Раньше я зачастую мечтала об одиночестве, о свободе. И вот настал такой момент. Момент, когда никто не дёргает меня по пустякам, никто не ущемляет меня и не перекрывает мне кислород. Никто не высасывает из меня все соки, не выкручивает руки и не зажимает по разным углам. Я испытала на себе что такое одиночество во всём своём очаровании. Узнала на своём опыте, что одиночество для меня ничем не отличается от свободы. Просто в душе пустота, да надежды все обратились в прах, но я свободна.

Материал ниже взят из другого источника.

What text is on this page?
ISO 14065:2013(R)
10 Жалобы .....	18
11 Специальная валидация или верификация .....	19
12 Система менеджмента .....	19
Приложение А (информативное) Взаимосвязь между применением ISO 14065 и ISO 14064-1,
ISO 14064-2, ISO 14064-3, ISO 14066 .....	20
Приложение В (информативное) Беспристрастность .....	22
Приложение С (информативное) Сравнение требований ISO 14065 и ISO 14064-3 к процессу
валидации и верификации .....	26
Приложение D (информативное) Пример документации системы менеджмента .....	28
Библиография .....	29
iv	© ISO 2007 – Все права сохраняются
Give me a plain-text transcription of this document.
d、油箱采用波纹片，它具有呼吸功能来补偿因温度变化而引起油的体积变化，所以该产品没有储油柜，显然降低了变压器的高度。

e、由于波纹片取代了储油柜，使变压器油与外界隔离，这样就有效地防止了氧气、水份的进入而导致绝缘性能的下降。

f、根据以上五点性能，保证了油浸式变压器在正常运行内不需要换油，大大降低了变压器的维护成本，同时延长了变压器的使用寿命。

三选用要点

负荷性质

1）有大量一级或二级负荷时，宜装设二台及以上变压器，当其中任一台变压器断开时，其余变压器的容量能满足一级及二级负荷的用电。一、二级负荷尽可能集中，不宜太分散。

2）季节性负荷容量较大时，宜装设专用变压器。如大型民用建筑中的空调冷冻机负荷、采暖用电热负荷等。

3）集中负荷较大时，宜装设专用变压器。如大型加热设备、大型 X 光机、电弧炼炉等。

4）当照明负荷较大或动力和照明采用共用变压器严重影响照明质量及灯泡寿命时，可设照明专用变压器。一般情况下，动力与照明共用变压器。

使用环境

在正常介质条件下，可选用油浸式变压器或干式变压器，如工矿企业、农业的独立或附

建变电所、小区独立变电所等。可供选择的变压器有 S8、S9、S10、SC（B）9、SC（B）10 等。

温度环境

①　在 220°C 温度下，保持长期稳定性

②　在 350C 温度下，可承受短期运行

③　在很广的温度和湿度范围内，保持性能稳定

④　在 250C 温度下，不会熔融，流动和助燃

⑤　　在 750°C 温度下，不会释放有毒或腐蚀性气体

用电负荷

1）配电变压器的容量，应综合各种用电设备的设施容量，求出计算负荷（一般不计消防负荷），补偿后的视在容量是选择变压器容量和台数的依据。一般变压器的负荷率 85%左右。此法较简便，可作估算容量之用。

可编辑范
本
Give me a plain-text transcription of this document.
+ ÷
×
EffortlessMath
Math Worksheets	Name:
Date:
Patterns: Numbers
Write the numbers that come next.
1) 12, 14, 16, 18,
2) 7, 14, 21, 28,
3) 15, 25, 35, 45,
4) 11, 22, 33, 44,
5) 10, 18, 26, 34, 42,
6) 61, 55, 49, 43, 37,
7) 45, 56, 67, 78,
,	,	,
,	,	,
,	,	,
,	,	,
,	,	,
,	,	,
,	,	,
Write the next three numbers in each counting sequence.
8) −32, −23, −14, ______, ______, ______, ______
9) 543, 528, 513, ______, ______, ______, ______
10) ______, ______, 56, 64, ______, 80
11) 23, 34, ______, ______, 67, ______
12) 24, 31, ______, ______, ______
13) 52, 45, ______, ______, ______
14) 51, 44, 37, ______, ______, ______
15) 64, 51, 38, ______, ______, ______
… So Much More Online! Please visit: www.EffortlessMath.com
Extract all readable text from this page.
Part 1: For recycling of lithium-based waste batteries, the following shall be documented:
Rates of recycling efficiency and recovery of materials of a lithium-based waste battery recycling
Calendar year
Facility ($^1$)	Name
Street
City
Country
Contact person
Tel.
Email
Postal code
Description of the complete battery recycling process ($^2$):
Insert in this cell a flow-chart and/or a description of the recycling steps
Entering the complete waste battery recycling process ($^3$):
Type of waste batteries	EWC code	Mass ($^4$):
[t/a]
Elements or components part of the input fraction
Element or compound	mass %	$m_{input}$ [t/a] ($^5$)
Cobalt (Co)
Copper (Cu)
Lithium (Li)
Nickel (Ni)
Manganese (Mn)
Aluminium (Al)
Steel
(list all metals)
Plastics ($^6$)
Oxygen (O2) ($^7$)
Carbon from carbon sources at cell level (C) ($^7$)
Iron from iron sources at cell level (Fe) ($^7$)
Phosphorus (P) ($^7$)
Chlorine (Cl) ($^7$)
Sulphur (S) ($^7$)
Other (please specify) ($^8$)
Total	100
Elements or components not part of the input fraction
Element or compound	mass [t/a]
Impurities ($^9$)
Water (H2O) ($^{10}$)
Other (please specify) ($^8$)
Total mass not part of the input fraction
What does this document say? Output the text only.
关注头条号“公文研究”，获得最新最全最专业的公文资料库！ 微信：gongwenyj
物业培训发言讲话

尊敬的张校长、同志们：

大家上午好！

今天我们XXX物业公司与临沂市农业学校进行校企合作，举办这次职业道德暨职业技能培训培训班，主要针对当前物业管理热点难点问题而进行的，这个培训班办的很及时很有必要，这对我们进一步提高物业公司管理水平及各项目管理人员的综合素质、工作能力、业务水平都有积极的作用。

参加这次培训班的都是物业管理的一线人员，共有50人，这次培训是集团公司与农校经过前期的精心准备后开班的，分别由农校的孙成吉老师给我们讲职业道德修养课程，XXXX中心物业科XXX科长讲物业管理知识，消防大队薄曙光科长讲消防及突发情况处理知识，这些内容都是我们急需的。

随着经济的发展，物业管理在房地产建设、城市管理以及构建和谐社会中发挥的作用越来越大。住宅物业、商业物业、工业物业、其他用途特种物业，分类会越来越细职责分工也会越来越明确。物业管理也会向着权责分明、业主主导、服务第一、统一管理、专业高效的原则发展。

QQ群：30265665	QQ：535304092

Свобода — это когда единственный твой собеседник — сотрудник банка, напоминающий о предстоящем платеже по кредиту. Это когда единственный, кто тебе звонит по утрам — будильник, который напоминает мне о том, что впереди меня ждёт ещё один день одиночества. Когда в холодильнике, кроме банки солёных огурцов и прокисшего молока вряд ли что-либо найдётся, но никто и слова не скажет против. Тогда, когда одиночество не кажется чем-то страшным. Это тогда, когда ты свыкаешься с реальностью и уже не думаешь о том, что будет дальше. Кто будет дальше. И будет ли вообще. Ничего неважно. Ничто не имеет смысла.
Но я прекрасна в своём одиночестве. Мне комфортно так жить. Иного я не желаю.
Марк?
Марк тоже исчез. Сгинул, оставив после себя горькое послевкусие. Как я и думала, мачо сделал своё дело и отчалил на всех парусах, держа курс на очередную дурочку, вроде меня.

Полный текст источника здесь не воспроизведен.